Streaming Spotlight by Cindy Summers
Devotion – Paramount +

3 out of 4 palm trees
Breeze rating from 1 to 4 palm trees, 4 being best.

Devotion is the true story of United States Navy Officer Jesse Brown (Jonathan Majors), who was the first African-American aviator to complete the Navy’s basic flight training program and also the first African-American naval officer killed in the Korean War at the age of 24. Brown was stationed at Quonset Point Naval Air Station in Rhode Island and in early 1950 Lieutenant Tom Hudner (Glen Powell) transferred to the Fighter Squadron 32 (VF-32) and became Brown’s wingman.

The VF-32 had been flying F8F ‘Bearcat’ fighter planes, but the Navy created a modified F4U-4 Corsair they wanted them to fly in the Korean War. The Corsair was much more powerful than the planes they had been flying, and the pilots were warned by the chief engineer the if they didn’t manage the power properly they would easily crash. After learning the basics on the Corsair, the next test would be for them to land the plane on an aircraft carrier, which was difficult due to the Corsair having a longer front making it difficult to see in front of the plane.

After passing their carrier tests, the VF-32 was transferred to the USS Leyte, which deployed to the Mediterranean Sea to deter Soviet aggression. They were granted shore leave in Cannes, France and while off on his own Brown met actress Elizabeth Taylor at the beach, who invited him and his squadron to a casino she would be at later that evening. The other guys were skeptical about Brown’s chance meeting the a famous Hollywood star, but saw upon arriving at the casino it was all true and that Elizabeth Taylor had a thing for men in uniform, especially aviators.

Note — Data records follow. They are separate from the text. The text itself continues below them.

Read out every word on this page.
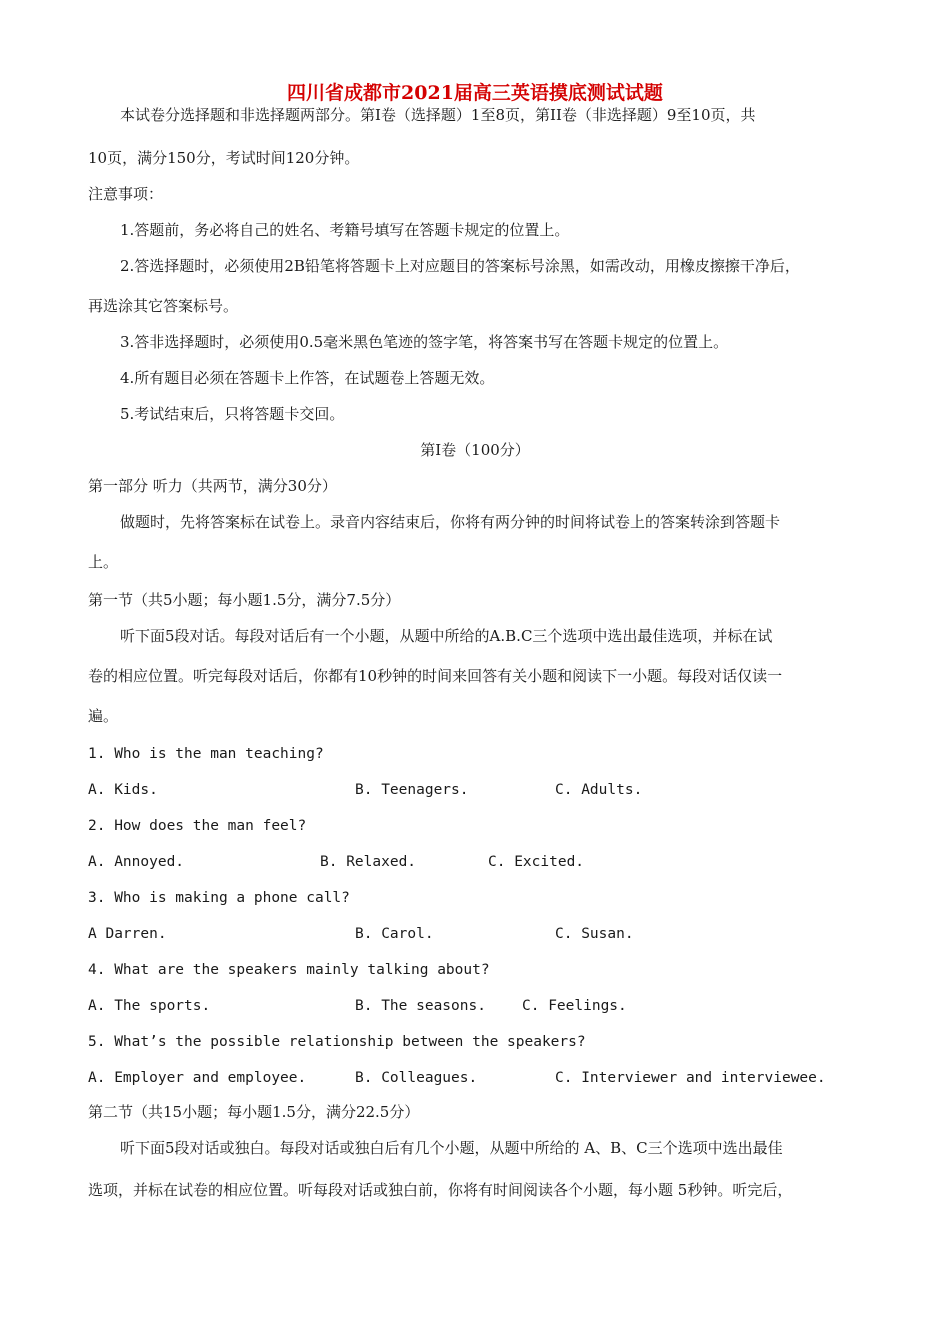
四川省成都市2021届高三英语摸底测试试题
本试卷分选择题和非选择题两部分。第Ⅰ卷（选择题）1至8页，第II卷（非选择题）9至10页，共
10页，满分150分，考试时间120分钟。
注意事项：
1.答题前，务必将自己的姓名、考籍号填写在答题卡规定的位置上。
2.答选择题时，必须使用2B铅笔将答题卡上对应题目的答案标号涂黑，如需改动，用橡皮擦擦干净后，
再选涂其它答案标号。
3.答非选择题时，必须使用0.5毫米黑色笔迹的签字笔，将答案书写在答题卡规定的位置上。
4.所有题目必须在答题卡上作答，在试题卷上答题无效。
5.考试结束后，只将答题卡交回。
第Ⅰ卷（100分）
第一部分 听力（共两节，满分30分）
做题时，先将答案标在试卷上。录音内容结束后，你将有两分钟的时间将试卷上的答案转涂到答题卡
上。
第一节（共5小题；每小题1.5分，满分7.5分）
听下面5段对话。每段对话后有一个小题，从题中所给的A.B.C三个选项中选出最佳选项，并标在试
卷的相应位置。听完每段对话后，你都有10秒钟的时间来回答有关小题和阅读下一小题。每段对话仅读一
遍。
1. Who is the man teaching?
A. Kids.	B. Teenagers.	C. Adults.
2. How does the man feel?
A. Annoyed.	B. Relaxed.	C. Excited.
3. Who is making a phone call?
A Darren.	B. Carol.	C. Susan.
4. What are the speakers mainly talking about?
A. The sports.	B. The seasons. C. Feelings.
5. What’s the possible relationship between the speakers?
A. Employer and employee.	B. Colleagues.	C. Interviewer and interviewee.
第二节（共15小题；每小题1.5分，满分22.5分）
听下面5段对话或独白。每段对话或独白后有几个小题，从题中所给的 A、B、C三个选项中选出最佳
选项，并标在试卷的相应位置。听每段对话或独白前，你将有时间阅读各个小题，每小题 5秒钟。听完后，
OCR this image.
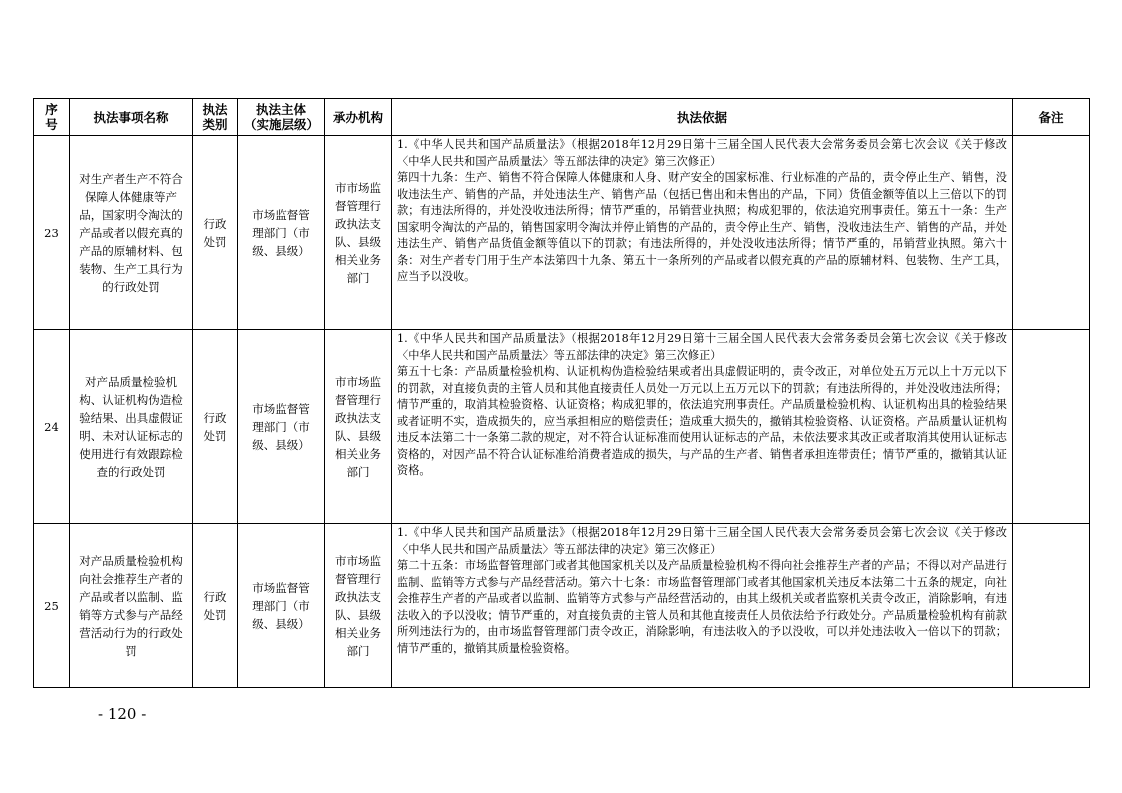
序号	执法事项名称	执法类别	执法主体（实施层级）	承办机构	执法依据	备注
23	对生产者生产不符合保障人体健康等产品，国家明令淘汰的产品或者以假充真的产品的原辅材料、包装物、生产工具行为的行政处罚	行政处罚	市场监督管理部门（市级、县级）	市市场监督管理行政执法支队、县级相关业务部门	1.《中华人民共和国产品质量法》（根据2018年12月29日第十三届全国人民代表大会常务委员会第七次会议《关于修改〈中华人民共和国产品质量法〉等五部法律的决定》第三次修正）

第四十九条：生产、销售不符合保障人体健康和人身、财产安全的国家标准、行业标准的产品的，责令停止生产、销售，没收违法生产、销售的产品，并处违法生产、销售产品（包括已售出和未售出的产品，下同）货值金额等值以上三倍以下的罚款；有违法所得的，并处没收违法所得；情节严重的，吊销营业执照；构成犯罪的，依法追究刑事责任。第五十一条：生产国家明令淘汰的产品的，销售国家明令淘汰并停止销售的产品的，责令停止生产、销售，没收违法生产、销售的产品，并处违法生产、销售产品货值金额等值以下的罚款；有违法所得的，并处没收违法所得；情节严重的，吊销营业执照。第六十条：对生产者专门用于生产本法第四十九条、第五十一条所列的产品或者以假充真的产品的原辅材料、包装物、生产工具，应当予以没收。	

24	对产品质量检验机构、认证机构伪造检验结果、出具虚假证明、未对认证标志的使用进行有效跟踪检查的行政处罚	行政处罚	市场监督管理部门（市级、县级）	市市场监督管理行政执法支队、县级相关业务部门	1.《中华人民共和国产品质量法》（根据2018年12月29日第十三届全国人民代表大会常务委员会第七次会议《关于修改〈中华人民共和国产品质量法〉等五部法律的决定》第三次修正）

第五十七条：产品质量检验机构、认证机构伪造检验结果或者出具虚假证明的，责令改正，对单位处五万元以上十万元以下的罚款，对直接负责的主管人员和其他直接责任人员处一万元以上五万元以下的罚款；有违法所得的，并处没收违法所得；情节严重的，取消其检验资格、认证资格；构成犯罪的，依法追究刑事责任。产品质量检验机构、认证机构出具的检验结果或者证明不实，造成损失的，应当承担相应的赔偿责任；造成重大损失的，撤销其检验资格、认证资格。产品质量认证机构违反本法第二十一条第二款的规定，对不符合认证标准而使用认证标志的产品，未依法要求其改正或者取消其使用认证标志资格的，对因产品不符合认证标准给消费者造成的损失，与产品的生产者、销售者承担连带责任；情节严重的，撤销其认证资格。	

25	对产品质量检验机构向社会推荐生产者的产品或者以监制、监销等方式参与产品经营活动行为的行政处罚	行政处罚	市场监督管理部门（市级、县级）	市市场监督管理行政执法支队、县级相关业务部门	1.《中华人民共和国产品质量法》（根据2018年12月29日第十三届全国人民代表大会常务委员会第七次会议《关于修改〈中华人民共和国产品质量法〉等五部法律的决定》第三次修正）

第二十五条：市场监督管理部门或者其他国家机关以及产品质量检验机构不得向社会推荐生产者的产品；不得以对产品进行监制、监销等方式参与产品经营活动。第六十七条：市场监督管理部门或者其他国家机关违反本法第二十五条的规定，向社会推荐生产者的产品或者以监制、监销等方式参与产品经营活动的，由其上级机关或者监察机关责令改正，消除影响，有违法收入的予以没收；情节严重的，对直接负责的主管人员和其他直接责任人员依法给予行政处分。产品质量检验机构有前款所列违法行为的，由市场监督管理部门责令改正，消除影响，有违法收入的予以没收，可以并处违法收入一倍以下的罚款；情节严重的，撤销其质量检验资格。	

- 120 -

Upon returning to the ship the VF-32 was assigned to take out two bridges critical to the enemy’s advances. Before they departed, Brown was given an expensive watch by Leyte’s black crewmen, who admire him for his work. The squadron left and began its attack, however after destroying the first bridge they took on heavy ground fire so retreated under Hudner’s command. Brown felt he could take out the second, so broke formation, flew back and took out the second bridge. Unfortunately, Hudner’s report made it appear that Brown didn’t follow command and was written up for insubordination.

Even though that wasn’t what Hudner intended, Brown explained that everything happens differently for him because he was black. Hudner sought to repair the situation, but had to redirect his focus due to the VF-32 being assigned to give air support to ground troops that were trapped and quickly losing ground. The squadron successfully attacked the enemy troops causing them to retreat and saving the Marines on the ground, however as they set out to return to the ship the sky filled with ground fire striking Brown’s plane which began to lose oil.

Brown was forced to drop his ammunition and fuel tanks and crash land his plane in a field. As Hudner circled around, he saw that Brown was somehow stuck in the plane and decided to try to rescue Brown following the same steps to crash his plane. When Hudner got to Brown, his leg was trapped and despite their joint efforts was unable to free Brown’s leg. A rescue helicopter arrived just as Brown lost consciousness, and Hudner had no choice but to leave him. Upon returning to the plane the squadron was told a rescue was too dangerous and later were sent to destroy both planes so they wouldn’t end up in enemy hands.

For his actions in Korea, Brown was awarded the Distinguished Flying Cross, the Purple Heart Medal, and the Air Medal, and the frigate USS Jesse L. Brown (FF-1089) was named in his honor.